Um SaaS de prateleira parece mais barato porque o custo inicial é baixo e a implementação é rápida. Um software sob medida parece caro porque exige investimento de projeto. Mas ROI é uma conta de longo prazo: envolve o quanto cada solução gera de receita, quanto economiza em operação e quanto custa manter ao longo de 3 a 5 anos.

Para turismo, isso é ainda mais sensível. Fluxos de reservas, tarifários dinâmicos, integrações com fornecedores e regras específicas de cada operação raramente cabem 100% em um produto genérico. O que fica de fora vira customização, gambiarra ou processo manual — e tudo isso tem custo.

O framework de decisão em 4 blocos

1. Custo total de propriedade (TCO)

Monte uma planilha simples com uma coluna para cada opção e projete 36 meses. Inclua:

  • Licenças e assinaturas: valor por usuário, por transação ou por volume de reservas. Cheque como o preço escala quando sua operação cresce.
  • Implementação e migração de dados: onboarding, importação de bases legadas e treinamento de equipe.
  • Customizações: quanto custa adaptar o SaaS às suas regras — e se o fornecedor sequer permite.
  • Manutenção e evolução: no sob medida, isso é sustentação; no SaaS, são upgrades de plano e módulos extras.

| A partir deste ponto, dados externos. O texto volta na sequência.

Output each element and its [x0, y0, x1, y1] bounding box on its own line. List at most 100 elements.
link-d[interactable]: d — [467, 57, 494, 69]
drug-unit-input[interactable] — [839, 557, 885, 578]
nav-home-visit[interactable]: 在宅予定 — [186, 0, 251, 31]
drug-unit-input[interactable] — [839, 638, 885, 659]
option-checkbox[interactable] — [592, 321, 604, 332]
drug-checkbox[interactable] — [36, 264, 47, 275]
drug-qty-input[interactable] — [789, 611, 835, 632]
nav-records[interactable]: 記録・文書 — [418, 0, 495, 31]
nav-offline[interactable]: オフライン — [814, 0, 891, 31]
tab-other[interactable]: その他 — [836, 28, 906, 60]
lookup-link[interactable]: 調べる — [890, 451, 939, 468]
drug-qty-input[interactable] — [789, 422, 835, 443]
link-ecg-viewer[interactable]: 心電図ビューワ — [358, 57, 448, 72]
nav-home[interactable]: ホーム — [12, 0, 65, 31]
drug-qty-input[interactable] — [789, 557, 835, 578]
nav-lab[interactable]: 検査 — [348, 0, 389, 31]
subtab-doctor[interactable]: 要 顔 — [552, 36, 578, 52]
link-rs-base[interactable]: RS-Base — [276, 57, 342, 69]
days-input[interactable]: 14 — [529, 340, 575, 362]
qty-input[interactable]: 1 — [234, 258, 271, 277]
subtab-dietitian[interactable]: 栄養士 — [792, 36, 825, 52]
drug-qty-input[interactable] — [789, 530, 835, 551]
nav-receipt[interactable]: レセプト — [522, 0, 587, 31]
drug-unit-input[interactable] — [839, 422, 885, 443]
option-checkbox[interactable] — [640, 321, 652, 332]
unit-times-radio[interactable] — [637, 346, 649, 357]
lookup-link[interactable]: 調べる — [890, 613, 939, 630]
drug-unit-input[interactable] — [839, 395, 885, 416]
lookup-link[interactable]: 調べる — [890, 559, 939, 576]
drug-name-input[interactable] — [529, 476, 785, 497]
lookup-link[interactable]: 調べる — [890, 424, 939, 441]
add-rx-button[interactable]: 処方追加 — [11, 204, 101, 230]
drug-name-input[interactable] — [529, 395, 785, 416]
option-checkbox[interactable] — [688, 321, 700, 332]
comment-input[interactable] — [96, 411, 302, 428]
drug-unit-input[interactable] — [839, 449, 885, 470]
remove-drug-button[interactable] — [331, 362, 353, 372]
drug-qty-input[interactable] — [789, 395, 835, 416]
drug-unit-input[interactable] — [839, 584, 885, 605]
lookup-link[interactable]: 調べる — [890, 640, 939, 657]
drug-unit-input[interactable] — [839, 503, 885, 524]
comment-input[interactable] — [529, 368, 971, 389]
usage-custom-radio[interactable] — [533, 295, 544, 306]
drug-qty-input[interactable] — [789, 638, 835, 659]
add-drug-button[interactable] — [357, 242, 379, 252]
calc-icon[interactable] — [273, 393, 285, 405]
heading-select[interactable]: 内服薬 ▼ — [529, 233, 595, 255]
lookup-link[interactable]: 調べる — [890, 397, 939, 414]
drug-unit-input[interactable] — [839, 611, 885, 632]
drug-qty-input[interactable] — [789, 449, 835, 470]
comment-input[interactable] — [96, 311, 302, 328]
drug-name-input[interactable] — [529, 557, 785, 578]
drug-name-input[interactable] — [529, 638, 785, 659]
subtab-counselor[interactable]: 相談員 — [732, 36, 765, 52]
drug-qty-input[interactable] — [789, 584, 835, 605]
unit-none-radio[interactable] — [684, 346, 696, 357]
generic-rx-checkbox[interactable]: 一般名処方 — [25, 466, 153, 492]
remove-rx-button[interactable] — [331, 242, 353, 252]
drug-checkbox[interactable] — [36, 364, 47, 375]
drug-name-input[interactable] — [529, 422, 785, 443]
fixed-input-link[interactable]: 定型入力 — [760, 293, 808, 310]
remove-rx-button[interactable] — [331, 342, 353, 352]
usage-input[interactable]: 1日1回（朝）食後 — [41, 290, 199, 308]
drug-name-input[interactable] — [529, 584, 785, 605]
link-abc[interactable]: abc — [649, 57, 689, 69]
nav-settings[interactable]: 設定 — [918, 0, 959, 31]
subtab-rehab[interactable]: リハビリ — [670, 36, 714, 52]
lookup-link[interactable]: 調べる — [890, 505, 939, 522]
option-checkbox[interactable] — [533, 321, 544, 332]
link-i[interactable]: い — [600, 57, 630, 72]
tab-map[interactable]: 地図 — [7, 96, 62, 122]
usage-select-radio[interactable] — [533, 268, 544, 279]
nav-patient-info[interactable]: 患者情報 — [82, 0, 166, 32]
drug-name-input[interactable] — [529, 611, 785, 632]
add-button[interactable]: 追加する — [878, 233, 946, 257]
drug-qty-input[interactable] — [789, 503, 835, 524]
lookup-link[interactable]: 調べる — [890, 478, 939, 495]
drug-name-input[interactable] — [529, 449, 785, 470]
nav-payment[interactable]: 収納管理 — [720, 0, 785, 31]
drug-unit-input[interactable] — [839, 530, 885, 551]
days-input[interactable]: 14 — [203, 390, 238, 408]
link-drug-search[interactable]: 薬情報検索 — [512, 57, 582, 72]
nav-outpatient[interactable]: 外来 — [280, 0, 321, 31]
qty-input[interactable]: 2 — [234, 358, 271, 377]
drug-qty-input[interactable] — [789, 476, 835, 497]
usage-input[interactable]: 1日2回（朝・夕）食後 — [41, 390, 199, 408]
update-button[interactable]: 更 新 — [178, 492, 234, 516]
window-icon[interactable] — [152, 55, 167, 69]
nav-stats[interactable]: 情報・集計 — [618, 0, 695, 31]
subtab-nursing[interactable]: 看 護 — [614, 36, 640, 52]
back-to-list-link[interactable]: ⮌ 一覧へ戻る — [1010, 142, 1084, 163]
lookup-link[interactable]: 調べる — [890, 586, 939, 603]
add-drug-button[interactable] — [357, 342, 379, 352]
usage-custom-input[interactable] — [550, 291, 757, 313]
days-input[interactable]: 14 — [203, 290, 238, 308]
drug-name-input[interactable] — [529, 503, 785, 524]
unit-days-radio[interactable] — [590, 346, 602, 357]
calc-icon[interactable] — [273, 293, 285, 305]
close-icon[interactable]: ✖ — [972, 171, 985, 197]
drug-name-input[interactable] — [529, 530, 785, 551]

Aprofundamos essa lógica de custos no artigo Software sob medida vs. SaaS pronto: como decidir o que realmente reduz custos no longo prazo.

2. Custos ocultos (onde o ROI vaza)

Esta é a parte que quase ninguém preenche na planilha:

  • Lock-in de fornecedor: o quanto custa (em tempo e dinheiro) sair da ferramenta se ela deixar de atender. Dados exportáveis? APIs abertas?
  • Integrações: cada conector com gateway de pagamento, ERP ou canal de distribuição pode ter tarifa própria.
  • Processos manuais residuais: tarefas que o SaaS não cobre e continuam consumindo horas da equipe.
  • Limite de personalização: funcionalidades que você gostaria de ter, mas dependem do roadmap de terceiros.

3. Geração de valor

ROI não é só corte de custo. Avalie o potencial de receita:

  • Velocidade para lançar novos produtos e pacotes.
  • Diferenciação competitiva — um sistema sob medida pode virar vantagem que o concorrente não replica.
  • Capacidade de sustentar picos sazonais sem quedas, tema que exploramos em escalabilidade e observabilidade para sistemas de turismo.

4. Risco e velocidade

SaaS entrega rápido e reduz risco inicial — ótimo para validar operação. Sob medida entrega controle e aderência total, com prazo maior. Muitas empresas maduras adotam um modelo híbrido: SaaS para funções commodity e sob medida para o núcleo estratégico.

Como interpretar os números

Depois de preencher a planilha, calcule o ROI de forma direta: (valor gerado − custo total) ÷ custo total, projetado no mesmo horizonte de tempo para as duas opções. Compare também o ponto de equilíbrio — em que mês cada solução "se paga".

Regra prática:

  • Se sua operação é padronizada e o SaaS cobre 90% das necessidades sem lock-in agressivo, o SaaS tende a vencer.
  • Se o seu diferencial competitivo depende de fluxos próprios, integrações profundas ou volume alto que encarece licenças por transação, o sob medida costuma ter ROI superior no médio prazo.

O Case DOMUS Viagens ilustra bem essa lógica na prática: veja como a digitalização sob medida gerou escala. Se você ainda está na fase de escolher um parceiro, o guia para decisores de TI ajuda a estruturar o processo.

Conclusão

Não existe resposta única: existe a resposta certa para o seu volume, seu diferencial e seu horizonte de investimento. O que separa uma boa decisão de uma cara é a disciplina de mapear todos os custos — inclusive os ocultos — antes de assinar qualquer contrato.